DEFINITELY the reason for the heats win....13 points all in the 4th quarter


Mike: "Antoine hits a big shot, as hes done SO many times in this building..."


----------



## Causeway (May 18, 2005)

Well...

I was at this game. 'Toint for 3 quaters was junk. Crap. Zero. Then of course at the end he hits a couple big shots to seal the deal. Why'd it have to be him? 

However as big as his shot were it's not why we lost. It was rebounds. Specifically offensive bounds. 

But we hung in there with one of the big boys of the East and gave them a legit run. If we had a fully healthy AJ (who still looked nice in limited minutes) and a healthy Perks...who knows.

If was a fun night at a packed Garden. A W would have been better but it was a fun night.


----------



## Floods (Oct 25, 2005)

our d down the stretch sucked bad


----------



## #1AntoineWalkerFan (Mar 10, 2005)

Causeway said:


> A W would have been better but it was a fun night.

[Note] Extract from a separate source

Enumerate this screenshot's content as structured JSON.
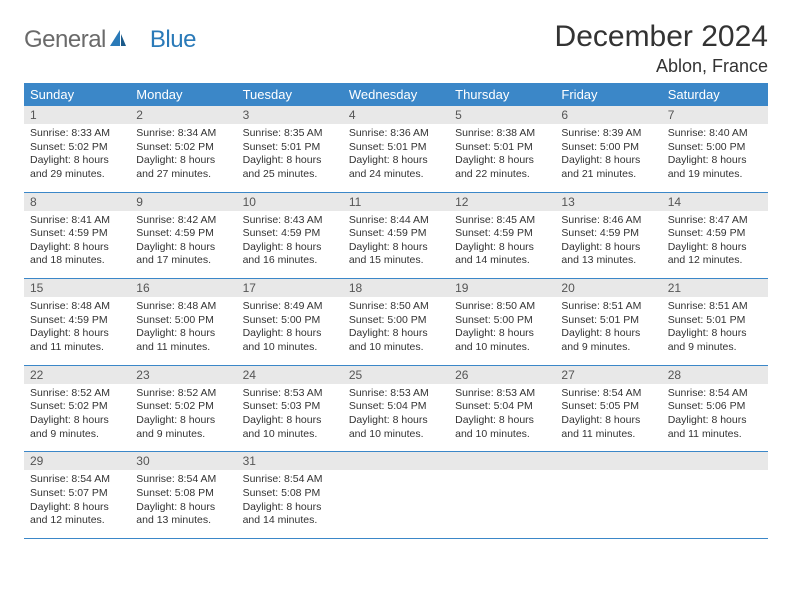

what r u talking about???...AW couldnt have been better down the stretch :wink:


----------



## Causeway (May 18, 2005)




----------



## Floods (Oct 25, 2005)

**** GEORGE STEINBRENNER AND ALL THE YANKMEES!! :curse: :curse:


----------



## Causeway (May 18, 2005)

Enough of your Yankee hating. Keep it in the OT threads. THis town is full of enough baseball. At least here we get some Boston fans that follow hoops.


----------



## Floods (Oct 25, 2005)

**** THEM ALL!!!!!!!!!!!!!!!!!!!!!!!!!!!!!!!!!!!

sorry, i'm in a pretty bad mood at the moment...


----------



## UD40 (May 12, 2005)

I doubted Gomes going into this, but I'll take that back. Tonie and Shandon were huge for the Heat in this win.


----------



## Causeway (May 18, 2005)

Shandon was hot. There's a lot of weapons on that team. And someone has to be open with all the souble teams. Shandon hit his open shots.


----------